Jim Holbrook has had many roles in his life: soldier, lawyer, teacher and now, international adviser of sorts.
He leaves soon for the Middle East, as a leader of the effort to help Iraq establish its new legal and judicial systems.
Many milestones in Jim Holbrook's life have come in war zones. He fought in combat in an Army infantry unit in Vietnam.
Thirty years later, he returned and revisited that momentous experience in a story told by former anchor Dick Nourse and broadcast on KSL.
In 1997, Holbrook told KSL, "I don't think I have to think about the war anymore. It's time to get on with the rest of my life."
He spent decades as a defense attorney, including some high-profile work like the Olympic bribery case.
Eventually, Holbrook steered toward mediation and teaching as a University of Utah law professor.

Now, he's heading to another war zone: Iraq. He says, "At my stage in my life now, at sort of the end of my career, to have this opportunity, it is just extremely gratifying."
The U.S. just handed over security duties to the Iraqis, who are trying to set up their legal and judicial systems.

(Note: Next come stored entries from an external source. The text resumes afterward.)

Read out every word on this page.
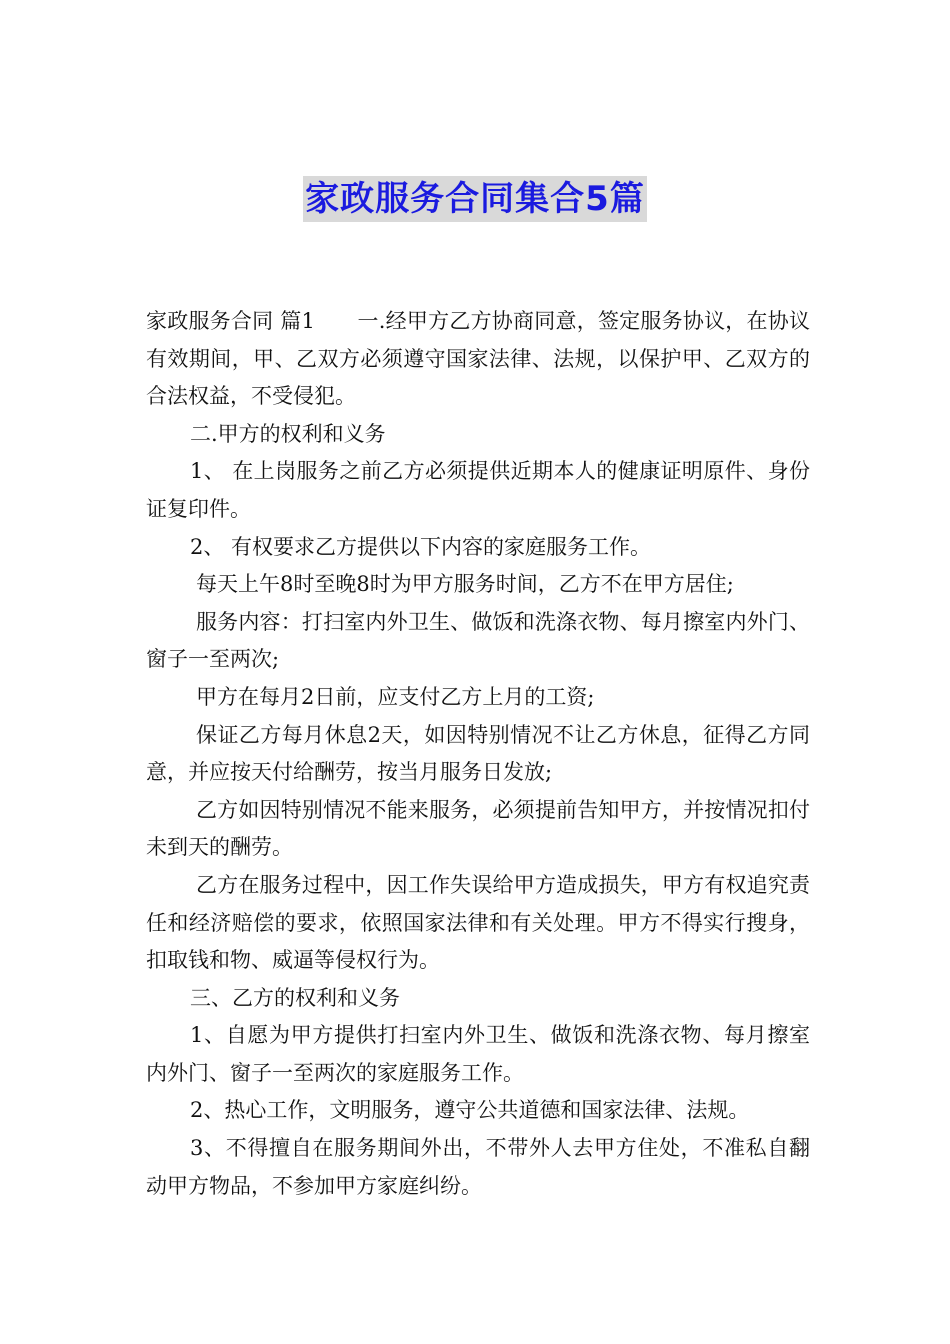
家政服务合同集合5篇

家政服务合同 篇1　　一.经甲方乙方协商同意，签定服务协议，在协议有效期间，甲、乙双方必须遵守国家法律、法规，以保护甲、乙双方的合法权益，不受侵犯。

二.甲方的权利和义务

1、 在上岗服务之前乙方必须提供近期本人的健康证明原件、身份证复印件。

2、 有权要求乙方提供以下内容的家庭服务工作。

每天上午8时至晚8时为甲方服务时间，乙方不在甲方居住;

服务内容：打扫室内外卫生、做饭和洗涤衣物、每月擦室内外门、窗子一至两次;

甲方在每月2日前，应支付乙方上月的工资;

保证乙方每月休息2天，如因特别情况不让乙方休息，征得乙方同意，并应按天付给酬劳，按当月服务日发放;

乙方如因特别情况不能来服务，必须提前告知甲方，并按情况扣付未到天的酬劳。

乙方在服务过程中，因工作失误给甲方造成损失，甲方有权追究责任和经济赔偿的要求，依照国家法律和有关处理。甲方不得实行搜身，扣取钱和物、威逼等侵权行为。

三、乙方的权利和义务

1、自愿为甲方提供打扫室内外卫生、做饭和洗涤衣物、每月擦室内外门、窗子一至两次的家庭服务工作。

2、热心工作，文明服务，遵守公共道德和国家法律、法规。

3、不得擅自在服务期间外出，不带外人去甲方住处，不准私自翻动甲方物品，不参加甲方家庭纠纷。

The university is playing a key advisory role through a State Department-funded effort called Global Justice Project Iraq, providing strategic advice, a scholarly framework for major legislation on elections, anti-corruption measures and federalism. Holbrook's title is Chief of Party.
Hiram Chodosh, dean of the S.J. Quinney College of Law, says, "We feel a responsibility as a law school that our role is to make a contribution to the world."
Chodosh says in Iraq, the U.S. military has borne a disproportionate burden; a burden he hopes to ease by linking Iraqis with some of the university's brightest legal minds.
"It really is unimaginable," Holbrook says. "Forty years ago, I had no sense that I would ever be able to make a contribution to the world, to try to make it a better and safer place for people."
Holbrook will be based in the Green Zone, which he expects will be safe except for unpredictable mortar and rocket fire. He returns in one year.
A team of law students, based in Utah, will be assisting in much of the research for the project.